Kazakhstan’s former intelligence chief arrested on suspicion of treason
Kazakhstan’s former intelligence chief has been arrested on suspicion of treason, as the government seeks to restore order following violent protests that have left government buildings destroyed and dozens dead in the former Soviet country.
The January 6 detention of Karim Massimov was announced on Saturday by KNB, the National Security Committee that he had headed until Wednesday, when he was fired by the president, Kassym-Jomart Tokayev.
The move suggests that street protests, which began over rising fuel prices, triggered a power struggle between Tokayev and his predecessor Nursultan Nazarbayev, the country’s long-serving first post-Soviet president.
The protests had been largely peaceful but suddenly turned violent on Wednesday when armed men attacked security forces and stormed government buildings in the commercial capital Almaty. On Friday, Tokayev claimed 20,000 “bandits” had been involved in the assault.
Massimov, a former prime minister, was a close ally of Nazarbayev, who stepped down in 2019 but had retained control of the powerful Kazakh security council until Wednesday, when Tokayev ousted him and assumed the role himself.
Tokayev then imposed a state of emergency, instructing security forces to shoot and kill without warning, and asking Russia for help restoring order.
“It is clear Tokayev realised Massimov was a serious threat to his authority insofar as sections of the KNB would not take instructions from Tokayev but only Nazarbayev and Massimov. That clearly could not continue,” said Simon Glancy, founder of Kazakhstan-based Strategic Solutions risk and compliance consulting firm.

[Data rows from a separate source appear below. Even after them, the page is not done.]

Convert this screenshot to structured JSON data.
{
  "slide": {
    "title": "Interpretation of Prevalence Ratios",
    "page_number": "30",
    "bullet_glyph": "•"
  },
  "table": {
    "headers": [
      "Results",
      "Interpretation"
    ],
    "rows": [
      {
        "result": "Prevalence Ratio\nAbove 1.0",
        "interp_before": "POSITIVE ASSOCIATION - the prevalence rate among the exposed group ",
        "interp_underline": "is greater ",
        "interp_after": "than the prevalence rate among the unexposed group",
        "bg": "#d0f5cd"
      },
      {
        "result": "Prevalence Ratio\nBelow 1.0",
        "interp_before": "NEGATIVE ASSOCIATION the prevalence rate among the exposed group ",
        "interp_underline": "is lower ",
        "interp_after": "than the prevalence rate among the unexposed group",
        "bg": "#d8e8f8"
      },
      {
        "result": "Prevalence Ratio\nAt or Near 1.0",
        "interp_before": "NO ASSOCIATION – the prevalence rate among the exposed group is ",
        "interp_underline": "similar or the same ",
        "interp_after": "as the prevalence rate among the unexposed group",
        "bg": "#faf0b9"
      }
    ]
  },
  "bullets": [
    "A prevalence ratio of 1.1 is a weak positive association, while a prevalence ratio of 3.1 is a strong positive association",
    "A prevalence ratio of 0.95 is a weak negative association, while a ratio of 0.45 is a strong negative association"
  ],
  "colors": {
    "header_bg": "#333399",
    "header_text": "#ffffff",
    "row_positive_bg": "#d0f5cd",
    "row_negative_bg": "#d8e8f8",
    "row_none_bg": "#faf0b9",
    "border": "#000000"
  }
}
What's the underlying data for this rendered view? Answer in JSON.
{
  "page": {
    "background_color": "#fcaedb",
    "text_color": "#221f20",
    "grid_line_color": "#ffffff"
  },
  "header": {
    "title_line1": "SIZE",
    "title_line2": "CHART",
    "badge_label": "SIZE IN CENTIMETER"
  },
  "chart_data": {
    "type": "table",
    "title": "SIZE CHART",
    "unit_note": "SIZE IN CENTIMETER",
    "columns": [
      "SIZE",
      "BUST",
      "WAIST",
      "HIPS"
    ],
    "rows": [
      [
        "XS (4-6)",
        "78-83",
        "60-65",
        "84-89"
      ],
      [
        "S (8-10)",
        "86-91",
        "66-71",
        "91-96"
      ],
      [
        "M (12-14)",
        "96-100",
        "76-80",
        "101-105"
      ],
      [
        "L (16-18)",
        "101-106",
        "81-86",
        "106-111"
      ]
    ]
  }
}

“Massimov is a very strategic and cautious operator. In my view, he has probably been set up and blackmailed as part of the current internal power struggle,” he said.
KNB, said it opened an investigation into acts of treason on January 6, and detained Massimov and other people “on suspicion of committing this crime”, according to Interfax.
Glancy said initial secrecy around Massimov’s arrest “only underlines we are very far from knowing the full picture”.
Tokayev, a protégé of Nazarbayev, had been regarded as an interim figure, while the former president retained control of the security apparatus and a role as “father of the nation”.
Massimov in effect controlled the country and was rumoured to have kept Tokayev under surveillance. That changed on Wednesday when Tokayev took control of the security council.
The KNB said Massimov’s deputy Samat Abish, who is Nazarbayev’s nephew, remained in his position.
Nazarbayev and his close relatives have not been seen in public since late-December and had been rumoured to have fled the country. On Saturday, his press secretary Aidos Ukibay said on that the former president was in Kazakhstan and in contact with Tokayev.
Tokayev on Saturday told Vladimir Putin that the situation was stabilising, according to a statement on his official website.
He said the Russian president has backed his call for an online summit of the Collective Security Treaty Organization, which also includes Belarus, Armenia, Tajikistan and Kyrgyzstan. The Kremlin said a date for the summit was to be confirmed.
During the protests, phone and internet services were blocked across the country, payment systems suspended, Almaty airport closed and train services did not run.
The Russian foreign ministry said the situation was “changing gradually for the better”. Communication and infrastructure services including several payment systems were returning to normal.
Government buildings in Almaty, scene of some of the worst unrest, had been “purged of extremists,” it said. “Many militants were either eliminated or apprehended; they are now being identified.”
Kazakh authorities said the airport would remain closed to civil aviation until Tuesday.